This study addresses the lack of large-scale, quantitative, and consistent characterization of the tumor microenvironment (TME) from routine hematoxylin and eosin (H&E)-stained whole-slide images. Leveraging the Atlas foundation model in computational pathology, we developed an AI-driven H&E-TME analysis pipeline to process 3,634 whole slides across five cancer types from The Cancer Genome Atlas (TCGA). The pipeline performs tissue quality control, semantic segmentation, cell detection and classification, and spatial neighborhood analysis, yielding over 4,500 cell-level quantitative features per slide. We constructed and publicly released the OpenTME dataset—the first large-scale, high-resolution, AI-generated quantitative atlas of the TME derived solely from H&E stains. OpenTME is now available on Hugging Face for non-commercial academic research, aiming to advance spatial biology and computational methodology development.
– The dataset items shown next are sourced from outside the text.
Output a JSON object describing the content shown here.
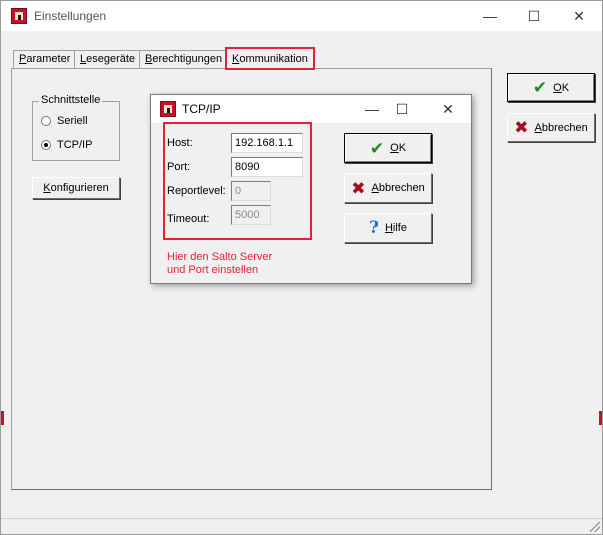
{
  "main_window": {
    "title": "Einstellungen",
    "controls": {
      "minimize": "—",
      "maximize": "☐",
      "close": "✕"
    },
    "tabs": [
      {
        "label": "Parameter",
        "underline": "P",
        "rest": "arameter"
      },
      {
        "label": "Lesegeräte",
        "underline": "L",
        "rest": "esegeräte"
      },
      {
        "label": "Berechtigungen",
        "underline": "B",
        "rest": "erechtigungen"
      },
      {
        "label": "Kommunikation",
        "underline": "K",
        "rest": "ommunikation",
        "active": true
      }
    ],
    "interface_group": {
      "label": "Schnittstelle",
      "options": [
        {
          "label": "Seriell",
          "checked": false
        },
        {
          "label": "TCP/IP",
          "checked": true
        }
      ]
    },
    "configure_button": {
      "underline": "K",
      "rest": "onfigurieren"
    },
    "ok_button": {
      "underline": "O",
      "rest": "K"
    },
    "cancel_button": {
      "underline": "A",
      "rest": "bbrechen"
    }
  },
  "dialog": {
    "title": "TCP/IP",
    "controls": {
      "minimize": "—",
      "maximize": "☐",
      "close": "✕"
    },
    "fields": {
      "host": {
        "label": "Host:",
        "value": "192.168.1.1"
      },
      "port": {
        "label": "Port:",
        "value": "8090"
      },
      "reportlevel": {
        "label": "Reportlevel:",
        "value": "0"
      },
      "timeout": {
        "label": "Timeout:",
        "value": "5000"
      }
    },
    "ok_button": {
      "underline": "O",
      "rest": "K"
    },
    "cancel_button": {
      "underline": "A",
      "rest": "bbrechen"
    },
    "help_button": {
      "underline": "H",
      "rest": "ilfe"
    },
    "note_line1": "Hier den Salto Server",
    "note_line2": "und Port einstellen"
  },
  "colors": {
    "highlight": "#e32233",
    "check_green": "#1d8a2a",
    "cross_red": "#a1101c",
    "help_blue": "#1d6fd8"
  },
  "icons": {
    "app": "salto-app-icon",
    "ok": "check-icon",
    "cancel": "cross-icon",
    "help": "help-icon"
  }
}
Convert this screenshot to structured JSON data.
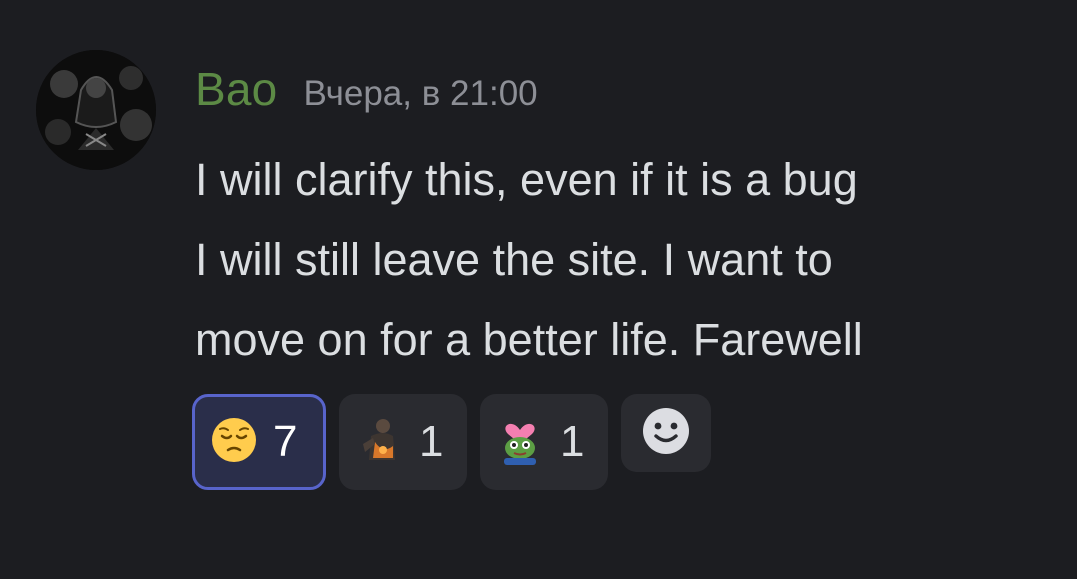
{
  "message": {
    "author": "Bao",
    "timestamp": "Вчера, в 21:00",
    "lines": [
      "I will clarify this, even if it is a bug",
      "I will still leave the site. I want to",
      "move on for a better life. Farewell"
    ]
  },
  "reactions": [
    {
      "emoji": "pensive-face-emoji",
      "count": "7",
      "active": true
    },
    {
      "emoji": "custom-figure-emoji",
      "count": "1",
      "active": false
    },
    {
      "emoji": "custom-pepe-heart-emoji",
      "count": "1",
      "active": false
    }
  ],
  "add_reaction": {
    "icon": "smiley-add-reaction-icon"
  },
  "colors": {
    "background": "#1c1d21",
    "author": "#5c8a45",
    "timestamp": "#8d8f96",
    "text": "#dbdee1",
    "reaction_bg": "#2a2b30",
    "reaction_active_bg": "#2a2e4a",
    "reaction_active_border": "#5864cb"
  }
}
The tumor microenvironment (TME) plays a central role in cancer progression, treatment response, and patient outcomes, yet large-scale, consistent, and quantitative TME characterization from routine hematoxylin and eosin (H&E)-stained histopathology remains scarce. We introduce OpenTME, an open-access dataset of pre-computed TME profiles derived from 3,634 H&E-stained whole-slide images across five cancer types (bladder, breast, colorectal, liver, and lung cancer) from The Cancer Genome Atlas (TCGA). All outputs were generated using Atlas H&E-TME, an AI-powered application built on the Atlas family of pathology foundation models, which performs tissue quality control, tissue segmentation, cell detection and classification, and spatial neighborhood analysis, yielding over 4,500 quantitative readouts per slide at cell-level resolution. OpenTME is available for non-commercial academic research on Hugging Face. We will continue to expand OpenTME over time and anticipate it will serve as a resource for biomarker discovery, spatial biology research, and the development of computational methods for TME analysis.